Frucall is a mobile service that tells you if you can get a better price for something online than you can in a store. You call a number enter the upc and then learn of the best price on the web for an item. It's an interesting idea and the service seems to offer some cool interactions between phone, web, and people. It seems that if you like the price they tell you on the phone that a call center agent will place an online order for you, and users can also use the service to bookmark items and leave themselves notes. I'm not sure how they handle the fact that items online are usually less expensive than those in stores minus the shipping and occasional sales tax charges but perhaps that is up to user to figure out. I don't think I'd use it but I am interested in the way that they are interacting with typed in UPC codes.
An approach more up my alley was being taken by a project called I Buy Right which matches images of UPC codes up to a database of socially conscious product attributes. The project looks like it has ground to a halt for the time being amid some unfortunate fortune hunting circumstances. As I read about the project I began to think that it would work better if one could sms the upc to the database rather than take a photo. Surely that would be easier to do than the photo scanning they were planning. I actually think I would use something like this and am sorry.
The NYT has some really interesting services in this article and I'm very excited to try Google's.I've yet to try Google's sms service but am excited about that.
For, for an ad-free option, there is a little-known Google
service. Send a text message to 46645 (that’s “Google”; leave off the
last E for efficiency). In the body of the message, type what you’re
looking for, like “Roger McBride 10025” or “chiropractor dallas tx.”

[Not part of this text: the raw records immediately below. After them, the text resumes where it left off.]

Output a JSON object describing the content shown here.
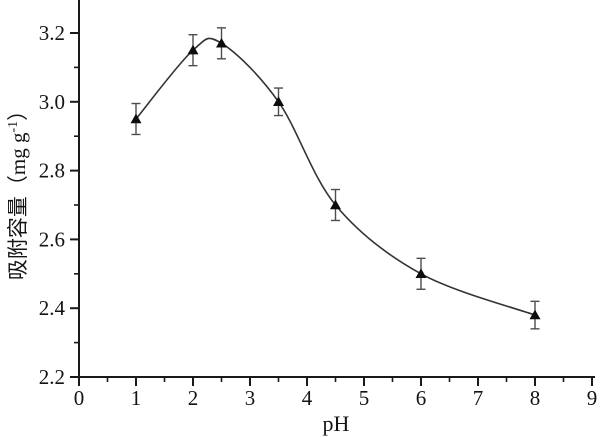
{
  "chart_data": {
    "type": "line",
    "xlabel": "pH",
    "ylabel_prefix": "吸附容量（mg g",
    "ylabel_superscript": "-1",
    "ylabel_suffix": "）",
    "x": [
      1,
      2,
      2.5,
      3.5,
      4.5,
      6,
      8
    ],
    "y": [
      2.95,
      3.15,
      3.17,
      3.0,
      2.7,
      2.5,
      2.38
    ],
    "y_err": [
      0.045,
      0.045,
      0.045,
      0.04,
      0.045,
      0.045,
      0.04
    ],
    "xlim": [
      0,
      9
    ],
    "ylim": [
      2.2,
      3.3
    ],
    "x_major_ticks": [
      0,
      1,
      2,
      3,
      4,
      5,
      6,
      7,
      8,
      9
    ],
    "x_minor_step": 0.5,
    "y_major_ticks": [
      2.2,
      2.4,
      2.6,
      2.8,
      3.0,
      3.2
    ],
    "y_minor_step": 0.1,
    "y_tick_decimals": 1,
    "marker": "filled-triangle-up",
    "grid": false,
    "legend": null,
    "colors": {
      "background": "#ffffff",
      "axis": "#1a1a1a",
      "curve": "#333333",
      "error_bar": "#4d4d4d",
      "marker": "#0d0d0d"
    }
  }
}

Seconds later, you get a return message from Google, complete with the
name, address, and phone number.
FREE ANSWERS Google’s
46645 text-messaging service can fetch much more than phone numbers. It
can also send you the weather report (in the body, type, for example,
“weather sacramento”), stock quotes (“amzn”), where a movie is showing
nearby (type “flushed away 44120”), what a word means (“define
schadenfreude”), driving directions (“miami fl to 60609”), unit
conversions (“liters in 5 gallons”), currency conversions (“25 usd in
euros”), and so on.
Another service I would use is one in which you could sms the name of a fish and get back a report about whether it was good to eat it. I carry around a chart in my wallet but it would be easier to text the name of the fish and get something back. Any takers?